Our team consists of three people who live with chronic conditions. All three of us have a deep passion for championing the unique voices and contributions of people with diabetes and other chronic conditions. Perhaps as a result, we understand firsthand that the best person to share your story and make an impact with lessons learned from your own experiences is you! Whether you’re a researcher, a clinician, a caregiver, a patient, a supporter, an advocate, or any combination thereof, we welcome your contributions at Write Where It Hurts. Indeed, we enthusiastically encourage you to get in touch with us and contribute a guest post to our blog! We also realize that some experiences may lend themselves to better comfort if shared in an anonymous post, so we always offer that option for writers who feel apprehensive about attaching their name to a piece. Our primary focus is on working with you to offer a positive and affirming outlet for your story, and for the unique lessons it has instilled in you about living well with diabetes and helping others to do the same.
Xan Nowakowski is on the faculty at Florida State University in Medicine and Sociology, and proudly serves on the editorial board for PLAID. Xan lives with a chronic autoimmune disease of the mucous membranes that is similar to cystic fibrosis, as well as post-traumatic stress disorder. Their work focuses on the experience and management of chronic conditions, including advocacy for members of marginalized populations. Racial and ethnic inequality and the experiences of sexual and gender minorities are particular emphases in Xan’s research and outreach. Xan has a PhD and MS in Medical Sociology from FSU, an MPH in Health Systems and Policy from Rutgers University, and a BA in Political Science from Columbia University.

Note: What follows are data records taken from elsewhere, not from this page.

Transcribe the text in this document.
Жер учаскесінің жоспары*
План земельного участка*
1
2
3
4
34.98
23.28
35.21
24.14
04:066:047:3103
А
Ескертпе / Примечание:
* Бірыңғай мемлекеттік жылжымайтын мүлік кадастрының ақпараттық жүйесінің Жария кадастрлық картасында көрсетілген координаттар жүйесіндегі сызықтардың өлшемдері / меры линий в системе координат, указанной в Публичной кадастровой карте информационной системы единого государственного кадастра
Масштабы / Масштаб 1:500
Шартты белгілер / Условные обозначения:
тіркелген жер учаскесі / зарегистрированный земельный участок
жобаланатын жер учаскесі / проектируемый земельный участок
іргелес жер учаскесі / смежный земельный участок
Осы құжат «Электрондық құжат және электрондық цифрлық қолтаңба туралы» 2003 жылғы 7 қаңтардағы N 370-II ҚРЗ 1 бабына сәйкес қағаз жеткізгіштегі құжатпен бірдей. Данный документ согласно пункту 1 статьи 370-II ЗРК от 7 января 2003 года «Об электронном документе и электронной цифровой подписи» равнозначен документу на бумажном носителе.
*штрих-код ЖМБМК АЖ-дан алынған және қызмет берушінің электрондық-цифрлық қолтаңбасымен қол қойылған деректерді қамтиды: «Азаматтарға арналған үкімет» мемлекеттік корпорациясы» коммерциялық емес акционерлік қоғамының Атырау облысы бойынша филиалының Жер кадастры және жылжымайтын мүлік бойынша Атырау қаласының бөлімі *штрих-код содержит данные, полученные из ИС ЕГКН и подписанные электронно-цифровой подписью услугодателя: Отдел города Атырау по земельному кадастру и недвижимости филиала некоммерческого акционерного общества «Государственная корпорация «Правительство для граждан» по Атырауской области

J Sumerau is on the faculty at the University of Tampa, and previously taught at FSU while earning a PhD in Sociological Social Psychology. J lives with bipolar, depersonalization, and PTSD as well as chronic leg pain due to severe injuries. J also experiences this world as a bisexual, genderqueer agnostic, and in so doing, experiences many ways marginalized identities interact with chronic conditions throughout our daily lives. Zir work focuses on gender, sexuality, religion, and health, and a diverse array of social inequalities that intersect with these areas. Advocacy is likewise a major emphasis for J in all pursuits. In addition to holding a PhD and MS from FSU, J has a BS in Sociology from Augusta University, serves as the director of applied sociology at zir institution and regularly conducts evaluation research on the effectiveness of social programs for diverse communities.
Lain Mathers is a doctoral student at the University of Illinois at Chicago, and is active in both research and advocacy for people with chronic conditions and especially those who occupy marginalized gender, sexual, and religious locations in contemporary society. Lain also wrestles with generalized anxiety experience, stress-induced panic attacks, and experiences as a bisexual, genderqueer person. Before embarking on doctoral study at UIC, Lain earned a BA in sociology and international affairs from FSU and has committed zir efforts to advocacy for sexual and gender minorities as well as people managing varied chronic conditions throughout zir graduate endeavors.